EMA’s human medicines committee (CHMP) has started a ‘rolling review’ of data on a vaccine for COVID-19 known as mRNA-1273, which is being developed by Moderna Biotech Spain, S.L. (a subsidiary of Moderna, Inc.).

The CHMP’s decision to start the rolling review of mRNA-1273 is based on preliminary results from non-clinical studies and early clinical studies in adults which suggest that the vaccine triggers the production of antibodies and T cells (cells of the immune system, the body’s natural defences) that target the virus. 

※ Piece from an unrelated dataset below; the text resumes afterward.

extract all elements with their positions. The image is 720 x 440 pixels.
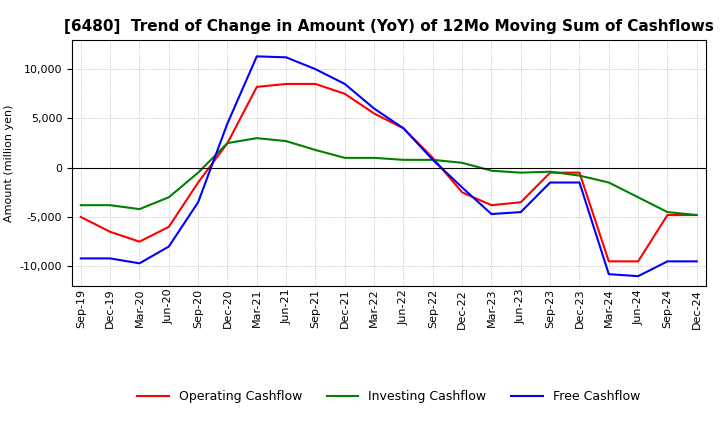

The Committee has started evaluating the first batch of data on the vaccine, which come from laboratory studies (non-clinical data). Large-scale clinical trials involving several thousands of people are ongoing, and results are expected shortly. These results will provide information on how effective the vaccine is in protecting people against COVID-19 and will be assessed once submitted to the agency. All the available data on the safety of the vaccine as well as its pharmaceutical quality (such as its ingredients, the way it is produced, stability and storage conditions) will also be reviewed as they become available.

The rolling review will continue until enough evidence is available to support a formal marketing authorisation application.

EMA will assess the vaccine’s compliance to the usual standards for effectiveness, safety and quality. While the overall review timeline cannot be forecast yet, the process should be shorter than a regular evaluation due to the time gained during the rolling review.